I hope that the FDA will not approve such trial designs and will say that in its guidance.

Outcomes – Question
Thanks to the FDA for the swift approval of Radicava.  I am glad for that.
As with most therapies, we know that the drug doesn't work for everybody.
Since Radicava got approval for the broad ALS indication, there is absolutely no incentive for the drug company to figure out who the responders really are.  
If we end up with several more therapies (and I hope we do) that do something for a subset of people with ALS, we need to know more about who the responders really are.  
Without that, we have an expensive and time-wasting pickle for patients and payers.
Will the FDA consider putting some conditions on such future approvals for post-market studies that can shed light on which patients are actually getting the results everyone desires?

Design – Comment
Last December at the International Symposium on ALS MND, we saw two presentations where overachieving placebo groups spoiled the results for the investigators’ therapies.  There were going to be two more trial do-overs to see if the therapy was actually superior to placebo.
They described the placebo groups as having done "better than expected."
“Better than expected.”
“…expected.”
That's a vague reference to an historical control, folks.
What you expected in the control group is based on experience and data on how ALS typically proceeds.
Why not use historical controls themselves rather than kid ourselves that a placebo group is superior to historical controls?
We can't afford the do-overs to get control groups in RCTs that behave "as expected."
And now the recent fad of “enrichment” where trials seek fast progressors may have as much to do with finding a placebo group that declines (as expected) as it does about finding people with ALS who respond to the therapy.

Design – Question
As the FDA issues more and more guidance documents, the problem of consistency becomes apparent to me.
There is inconsistency in guidance among diseases (e.g. acknowledgment of ethical concerns about placebo in cancer trials but not in ALS).
I also fear inconsistency in two pieces of guidance that a therapy developer may use for an ALS trial.  One guidance may promote innovative statistical models for control groups while ALS-specific guidance may reject that.  In such a case, I guarantee that a sponsor will go with the more conservative path, and a disease like ALS needs the more innovative path.
At some point will the FDA review guidances for consistency and help us promote the most innovative and quickest paths to the scientific truth for ALS?

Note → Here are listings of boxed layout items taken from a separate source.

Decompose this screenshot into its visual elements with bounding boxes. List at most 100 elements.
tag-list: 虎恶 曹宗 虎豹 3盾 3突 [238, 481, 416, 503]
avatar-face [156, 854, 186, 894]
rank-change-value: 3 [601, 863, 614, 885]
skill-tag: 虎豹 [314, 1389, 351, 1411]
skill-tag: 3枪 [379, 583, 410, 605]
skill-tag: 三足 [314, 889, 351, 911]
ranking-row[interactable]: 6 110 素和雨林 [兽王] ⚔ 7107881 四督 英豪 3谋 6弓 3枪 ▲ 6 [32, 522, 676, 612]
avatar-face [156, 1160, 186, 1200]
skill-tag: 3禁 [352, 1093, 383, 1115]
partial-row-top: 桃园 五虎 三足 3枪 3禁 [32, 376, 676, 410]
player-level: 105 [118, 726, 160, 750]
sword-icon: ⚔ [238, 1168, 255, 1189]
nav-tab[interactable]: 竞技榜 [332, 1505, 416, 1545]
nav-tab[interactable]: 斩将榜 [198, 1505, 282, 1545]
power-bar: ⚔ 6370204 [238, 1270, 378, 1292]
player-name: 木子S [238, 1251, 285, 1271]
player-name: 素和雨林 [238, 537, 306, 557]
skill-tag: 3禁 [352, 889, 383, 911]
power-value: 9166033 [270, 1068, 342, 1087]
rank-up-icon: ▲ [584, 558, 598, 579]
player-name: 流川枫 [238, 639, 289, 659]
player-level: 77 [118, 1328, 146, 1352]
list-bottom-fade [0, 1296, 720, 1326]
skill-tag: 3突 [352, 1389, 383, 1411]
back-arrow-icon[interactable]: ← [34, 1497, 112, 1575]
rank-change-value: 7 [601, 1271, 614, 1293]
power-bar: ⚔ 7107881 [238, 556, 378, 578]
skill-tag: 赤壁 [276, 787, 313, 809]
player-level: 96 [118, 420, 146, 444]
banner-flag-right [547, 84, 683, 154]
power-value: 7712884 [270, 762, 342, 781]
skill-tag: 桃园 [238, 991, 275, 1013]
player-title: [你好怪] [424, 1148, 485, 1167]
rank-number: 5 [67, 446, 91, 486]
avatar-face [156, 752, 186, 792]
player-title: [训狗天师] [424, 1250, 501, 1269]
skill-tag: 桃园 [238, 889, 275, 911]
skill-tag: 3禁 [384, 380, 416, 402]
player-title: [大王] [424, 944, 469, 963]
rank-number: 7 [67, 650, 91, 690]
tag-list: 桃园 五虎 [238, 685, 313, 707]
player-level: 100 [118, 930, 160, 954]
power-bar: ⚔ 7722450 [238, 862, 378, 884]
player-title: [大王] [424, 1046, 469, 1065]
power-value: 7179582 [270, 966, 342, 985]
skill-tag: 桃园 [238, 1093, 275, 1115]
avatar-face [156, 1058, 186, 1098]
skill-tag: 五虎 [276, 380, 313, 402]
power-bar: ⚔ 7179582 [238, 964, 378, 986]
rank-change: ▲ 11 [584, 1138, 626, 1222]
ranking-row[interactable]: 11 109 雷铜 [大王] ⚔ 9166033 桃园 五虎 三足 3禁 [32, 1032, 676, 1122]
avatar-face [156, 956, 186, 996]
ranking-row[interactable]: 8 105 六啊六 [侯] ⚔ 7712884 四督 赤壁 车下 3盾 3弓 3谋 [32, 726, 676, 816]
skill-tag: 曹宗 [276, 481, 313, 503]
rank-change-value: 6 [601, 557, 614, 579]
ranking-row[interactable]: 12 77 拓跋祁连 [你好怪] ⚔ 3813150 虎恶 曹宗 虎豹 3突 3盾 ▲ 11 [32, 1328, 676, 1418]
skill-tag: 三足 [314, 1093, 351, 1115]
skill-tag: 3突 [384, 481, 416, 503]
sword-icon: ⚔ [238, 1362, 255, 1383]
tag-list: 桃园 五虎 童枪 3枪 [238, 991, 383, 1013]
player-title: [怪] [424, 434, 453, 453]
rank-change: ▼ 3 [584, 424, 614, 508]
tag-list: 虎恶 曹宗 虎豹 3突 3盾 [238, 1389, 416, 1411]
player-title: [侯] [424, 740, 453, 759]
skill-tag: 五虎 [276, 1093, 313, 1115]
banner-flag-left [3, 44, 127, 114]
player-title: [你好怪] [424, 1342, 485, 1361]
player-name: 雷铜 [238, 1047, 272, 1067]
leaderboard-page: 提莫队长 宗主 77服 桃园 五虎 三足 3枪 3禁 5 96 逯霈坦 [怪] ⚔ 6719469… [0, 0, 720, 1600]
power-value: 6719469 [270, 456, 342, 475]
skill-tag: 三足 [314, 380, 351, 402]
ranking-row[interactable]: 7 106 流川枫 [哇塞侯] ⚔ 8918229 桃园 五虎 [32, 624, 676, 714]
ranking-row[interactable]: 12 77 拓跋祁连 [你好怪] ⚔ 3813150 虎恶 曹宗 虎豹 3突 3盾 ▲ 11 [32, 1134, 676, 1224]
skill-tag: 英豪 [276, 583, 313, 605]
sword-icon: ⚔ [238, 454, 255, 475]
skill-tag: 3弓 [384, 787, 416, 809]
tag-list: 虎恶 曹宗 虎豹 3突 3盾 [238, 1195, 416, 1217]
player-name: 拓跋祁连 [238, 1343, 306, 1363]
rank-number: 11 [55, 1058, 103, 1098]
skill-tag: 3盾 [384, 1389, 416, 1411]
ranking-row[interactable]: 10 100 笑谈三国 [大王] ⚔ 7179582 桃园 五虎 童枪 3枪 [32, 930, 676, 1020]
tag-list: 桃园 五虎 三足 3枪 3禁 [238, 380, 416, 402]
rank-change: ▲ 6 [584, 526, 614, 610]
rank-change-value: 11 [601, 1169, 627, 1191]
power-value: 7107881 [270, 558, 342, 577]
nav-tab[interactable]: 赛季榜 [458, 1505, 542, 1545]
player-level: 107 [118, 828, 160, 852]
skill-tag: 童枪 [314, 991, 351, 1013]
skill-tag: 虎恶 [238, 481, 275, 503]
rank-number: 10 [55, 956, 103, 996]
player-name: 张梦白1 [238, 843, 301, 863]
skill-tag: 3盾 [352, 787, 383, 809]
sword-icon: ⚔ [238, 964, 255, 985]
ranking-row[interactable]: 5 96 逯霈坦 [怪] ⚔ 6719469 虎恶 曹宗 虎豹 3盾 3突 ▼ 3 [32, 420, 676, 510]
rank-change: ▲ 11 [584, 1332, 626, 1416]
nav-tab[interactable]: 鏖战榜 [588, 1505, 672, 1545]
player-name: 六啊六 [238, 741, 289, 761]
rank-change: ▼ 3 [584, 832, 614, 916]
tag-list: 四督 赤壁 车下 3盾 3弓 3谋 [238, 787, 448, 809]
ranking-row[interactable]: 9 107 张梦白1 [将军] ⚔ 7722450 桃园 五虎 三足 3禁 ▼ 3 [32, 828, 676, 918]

Overall – Comment (And the most important thing I have to say.)
During the FDA comments period for the guidance, hundreds of people with ALS and caregivers and drug developers stepped up (frankly, without any help from the ALS Association) and made cogent comments regarding the guidance.
I hope that this workshop does not diminish or distract from the comments of the many who got their homework in on time and gave their thoughts on the draft guidance at regulations.gov.